Em primeiro plano, evidencia-se que a ação de utilizar medicamentos sem prescrição médica se tornou algo trivial na sociedade brasileira. Nesse contexto, entra em foco o pensamento da filósofa Hannah Arend, sobre a “banalização do mal”, em que ela afirma que a recorrência de algo no cotidiano, acaba por transformar isso em um ato banal. Dessa forma, a automedicação se popularizou na sociedade, uma vez que a atitude de ingerir remédios sem a necessidade de ir ao médico é naturalizada e passada de pais para filhos, perpetuando-se de geração a geração. Ademais, os riscos à saúde do indivíduo intensifica a gravidade da problemática. Acerca disso, o ramo da biologia explica que o uso incorreto de cápsulas de antibióticos podem gerar mutações no mecanismo de defesa das bactérias, deixando-as mais letais que bactérias comuns. Logo, é inegável que a prática de utilizar fármacos pode ser prejudicial à saúde do ser humano.

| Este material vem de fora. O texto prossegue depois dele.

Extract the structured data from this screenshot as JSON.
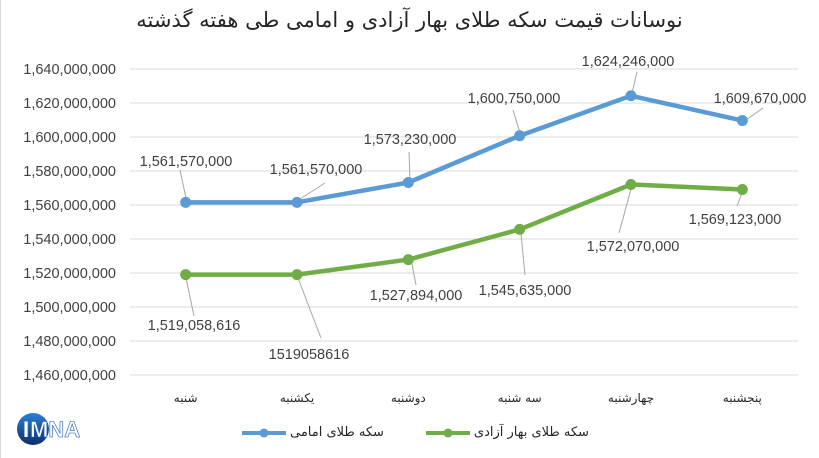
{
  "title": "نوسانات قیمت سکه طلای بهار آزادی و امامی طی هفته گذشته",
  "logo": {
    "text": "IMNA",
    "color_primary": "#1a5aa8",
    "color_dark": "#0d2f6b"
  },
  "colors": {
    "imami": "#5b9bd5",
    "bahar_azadi": "#70ad47",
    "gridline": "#d9d9d9",
    "leader_line": "#a6a6a6",
    "text": "#404040"
  },
  "y_axis": {
    "ticks": [
      "1,640,000,000",
      "1,620,000,000",
      "1,600,000,000",
      "1,580,000,000",
      "1,560,000,000",
      "1,540,000,000",
      "1,520,000,000",
      "1,500,000,000",
      "1,480,000,000",
      "1,460,000,000"
    ]
  },
  "x_axis": {
    "categories": [
      "شنبه",
      "یکشنبه",
      "دوشنبه",
      "سه شنبه",
      "چهارشنبه",
      "پنجشنبه"
    ]
  },
  "legend": [
    {
      "label": "سکه طلای امامی",
      "color": "#5b9bd5"
    },
    {
      "label": "سکه طلای بهار آزادی",
      "color": "#70ad47"
    }
  ],
  "series_labels": {
    "imami": [
      "1,561,570,000",
      "1,561,570,000",
      "1,573,230,000",
      "1,600,750,000",
      "1,624,246,000",
      "1,609,670,000"
    ],
    "bahar_azadi": [
      "1,519,058,616",
      "1519058616",
      "1,527,894,000",
      "1,545,635,000",
      "1,572,070,000",
      "1,569,123,000"
    ]
  },
  "chart_data": {
    "type": "line",
    "title": "نوسانات قیمت سکه طلای بهار آزادی و امامی طی هفته گذشته",
    "xlabel": "",
    "ylabel": "",
    "categories": [
      "شنبه",
      "یکشنبه",
      "دوشنبه",
      "سه شنبه",
      "چهارشنبه",
      "پنجشنبه"
    ],
    "series": [
      {
        "name": "سکه طلای امامی",
        "color": "#5b9bd5",
        "values": [
          1561570000,
          1561570000,
          1573230000,
          1600750000,
          1624246000,
          1609670000
        ]
      },
      {
        "name": "سکه طلای بهار آزادی",
        "color": "#70ad47",
        "values": [
          1519058616,
          1519058616,
          1527894000,
          1545635000,
          1572070000,
          1569123000
        ]
      }
    ],
    "ylim": [
      1460000000,
      1640000000
    ],
    "ytick_step": 20000000,
    "grid": true,
    "legend_position": "bottom",
    "data_labels": true
  }
}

Portanto, medidas estratégicas são necessárias para alterar esse cenário. Para isso, o Ministério da Saúde deve criar, por meio de veículos de comunicação, um projeto em que sejam divulgados os malefícios do uso de rémedios sem prescrição médica, priorizando abordar as consequências, tais como a dependência do uso e o desenvolvimento de bactérias multirresistentes, a fim de que a população seja informada dos males da automedição. Desse modo, o ato de automedicar-se passará a ser incomum na realidade brasileira.